Thermal buckling of a fire-damaged composite column exposed to heat flux

This paper deals with the thermal buckling of a fire-damaged composite column, which is exposed to heat flux from one side. The column is composed of an undamaged layer and a fire-damaged layer (char layer), which is due to the resin material decomposition during fire. Two end fixity cases are considered: an axially restrained column (constrained, immovable ends case) and a column free to move axially (unconstrained case). The column is exposed to heat flux from the fire-damaged layer side, and this results in a nonuniform transient temperature distribution. To simplify the thermal conduction problem, we treat it as one-dimensional in the direction of thickness.
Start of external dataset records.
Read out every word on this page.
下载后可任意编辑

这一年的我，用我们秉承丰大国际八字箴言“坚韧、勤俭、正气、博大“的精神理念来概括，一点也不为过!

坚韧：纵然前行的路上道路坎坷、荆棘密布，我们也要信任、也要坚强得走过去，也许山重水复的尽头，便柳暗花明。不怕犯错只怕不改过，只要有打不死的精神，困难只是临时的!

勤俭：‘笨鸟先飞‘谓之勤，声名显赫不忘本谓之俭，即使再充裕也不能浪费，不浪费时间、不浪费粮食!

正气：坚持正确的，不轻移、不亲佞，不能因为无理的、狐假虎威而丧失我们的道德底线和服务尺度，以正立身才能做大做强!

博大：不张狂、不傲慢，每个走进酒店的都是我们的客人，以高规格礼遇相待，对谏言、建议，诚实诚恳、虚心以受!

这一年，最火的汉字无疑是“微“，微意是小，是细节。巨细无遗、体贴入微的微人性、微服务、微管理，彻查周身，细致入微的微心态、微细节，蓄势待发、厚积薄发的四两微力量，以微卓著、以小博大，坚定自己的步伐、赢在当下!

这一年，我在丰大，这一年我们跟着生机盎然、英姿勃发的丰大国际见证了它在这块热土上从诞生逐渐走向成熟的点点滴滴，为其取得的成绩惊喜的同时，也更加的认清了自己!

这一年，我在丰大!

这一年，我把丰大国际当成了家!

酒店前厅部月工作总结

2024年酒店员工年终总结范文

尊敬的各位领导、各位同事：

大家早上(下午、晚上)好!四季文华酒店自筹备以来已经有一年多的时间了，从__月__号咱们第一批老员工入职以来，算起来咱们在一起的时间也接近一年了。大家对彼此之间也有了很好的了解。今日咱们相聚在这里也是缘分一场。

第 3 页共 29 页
For the thermal buckling analysis, the mechanical properties of the fire-damaged region (char) are considered negligible; the degradation of the elastic properties with temperature in the undamaged layer (especially near the glass transition temperature of the matrix) is accounted for, by using experimental data for the elastic modulus of the glass/vinylester material as a function of temperature. Furthermore, the formulation includes transverse shear. Because of the nonuniform stiffness, the effect of the ensuing thermal strains and the resulting eccentric loading, the structure behaves like an imperfect column and responds by bending rather than buckling in the classical bifurcation (Euler) sense. Simple equations for the response of the column are derived and numerical results are presented for the deflection with the variation of time. Two possible transverse deformation modes are identified, one is the column bending toward the heat source, and the other is the column bending away from the heat source. Which direction the column bends is determined by the competition between the thermal moment and the eccentricity moment. Finally, the effect of the fire-damaged (char) layer is assessed by comparison with the original (without tire-damage) column.